Catsigeras Eleonora, Guiraud Pierre
Instituto de Matemática, Universidad de la República, Montevideo, Uruguay.
J Math Biol. 2013 Sep;67(3):609-55. doi: 10.1007/s00285-012-0560-7. Epub 2012 Jul 21.
We study the global dynamics of integrate and fire neural networks composed of an arbitrary number of identical neurons interacting by inhibition and excitation. We prove that if the interactions are strong enough, then the support of the stable asymptotic dynamics consists of limit cycles. We also find sufficient conditions for the synchronization of networks containing excitatory neurons. The proofs are based on the analysis of the equivalent dynamics of a piecewise continuous Poincaré map associated to the system. We show that for efficient interactions the Poincaré map is piecewise contractive. Using this contraction property, we prove that there exist a countable number of limit cycles attracting all the orbits dropping into the stable subset of the phase space.
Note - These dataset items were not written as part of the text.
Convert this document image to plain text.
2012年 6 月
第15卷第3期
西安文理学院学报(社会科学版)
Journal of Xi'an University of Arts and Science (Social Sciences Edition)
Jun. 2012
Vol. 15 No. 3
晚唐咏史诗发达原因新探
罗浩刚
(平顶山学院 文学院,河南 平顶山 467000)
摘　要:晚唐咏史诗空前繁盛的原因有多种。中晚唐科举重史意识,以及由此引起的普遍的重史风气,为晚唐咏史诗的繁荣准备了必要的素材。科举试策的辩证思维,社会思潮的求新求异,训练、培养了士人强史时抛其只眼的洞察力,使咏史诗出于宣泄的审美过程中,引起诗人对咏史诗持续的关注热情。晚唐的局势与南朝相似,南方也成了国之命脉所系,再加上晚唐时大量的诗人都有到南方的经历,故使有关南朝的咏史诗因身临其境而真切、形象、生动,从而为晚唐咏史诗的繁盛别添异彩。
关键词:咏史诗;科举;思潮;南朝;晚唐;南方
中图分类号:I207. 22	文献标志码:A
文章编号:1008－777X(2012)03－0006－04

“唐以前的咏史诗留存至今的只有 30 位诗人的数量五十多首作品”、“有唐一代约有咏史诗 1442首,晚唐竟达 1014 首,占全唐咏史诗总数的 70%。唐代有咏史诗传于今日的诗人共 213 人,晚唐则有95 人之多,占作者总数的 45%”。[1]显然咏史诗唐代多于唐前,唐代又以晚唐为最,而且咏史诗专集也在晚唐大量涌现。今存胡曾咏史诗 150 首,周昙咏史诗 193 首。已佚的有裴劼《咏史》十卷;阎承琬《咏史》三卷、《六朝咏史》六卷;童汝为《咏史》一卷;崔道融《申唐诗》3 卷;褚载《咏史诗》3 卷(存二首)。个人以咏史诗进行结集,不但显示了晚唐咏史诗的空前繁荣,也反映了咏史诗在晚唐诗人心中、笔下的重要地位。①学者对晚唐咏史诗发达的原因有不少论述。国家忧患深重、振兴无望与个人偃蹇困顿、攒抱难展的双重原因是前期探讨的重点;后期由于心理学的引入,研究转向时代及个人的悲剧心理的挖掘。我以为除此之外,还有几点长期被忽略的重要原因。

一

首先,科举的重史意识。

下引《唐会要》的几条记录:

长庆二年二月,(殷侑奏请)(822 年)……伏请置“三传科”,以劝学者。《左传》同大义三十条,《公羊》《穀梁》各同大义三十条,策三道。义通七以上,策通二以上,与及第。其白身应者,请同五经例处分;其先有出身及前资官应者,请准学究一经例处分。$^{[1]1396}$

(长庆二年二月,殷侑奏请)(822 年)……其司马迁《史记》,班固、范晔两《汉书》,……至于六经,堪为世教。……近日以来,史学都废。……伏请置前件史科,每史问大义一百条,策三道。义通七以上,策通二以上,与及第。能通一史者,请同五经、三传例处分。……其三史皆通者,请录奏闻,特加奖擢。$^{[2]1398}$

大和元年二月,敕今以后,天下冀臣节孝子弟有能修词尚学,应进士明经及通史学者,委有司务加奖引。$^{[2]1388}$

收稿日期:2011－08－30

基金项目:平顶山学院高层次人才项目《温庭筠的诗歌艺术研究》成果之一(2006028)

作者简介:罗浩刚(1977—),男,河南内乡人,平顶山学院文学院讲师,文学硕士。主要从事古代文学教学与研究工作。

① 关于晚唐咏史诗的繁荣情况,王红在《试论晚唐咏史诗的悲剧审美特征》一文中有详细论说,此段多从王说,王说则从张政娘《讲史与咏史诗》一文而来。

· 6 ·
This result applies not only to the Poincaré map under study, but also to a wide class of general n-dimensional piecewise contractive maps.
我们研究了由任意数量通过抑制和兴奋相互作用的相同神经元组成的积分发放神经网络的全局动力学。我们证明,如果相互作用足够强,那么稳定渐近动力学的支撑集由极限环组成。我们还找到了包含兴奋性神经元的网络同步的充分条件。证明基于对与该系统相关的分段连续庞加莱映射的等效动力学的分析。我们表明,对于有效的相互作用,庞加莱映射是分段收缩的。利用这种收缩性质,我们证明存在可数数量的极限环吸引所有落入相空间稳定子集的轨道。这一结果不仅适用于所研究的庞加莱映射,也适用于一类广泛的一般 n 维分段收缩映射。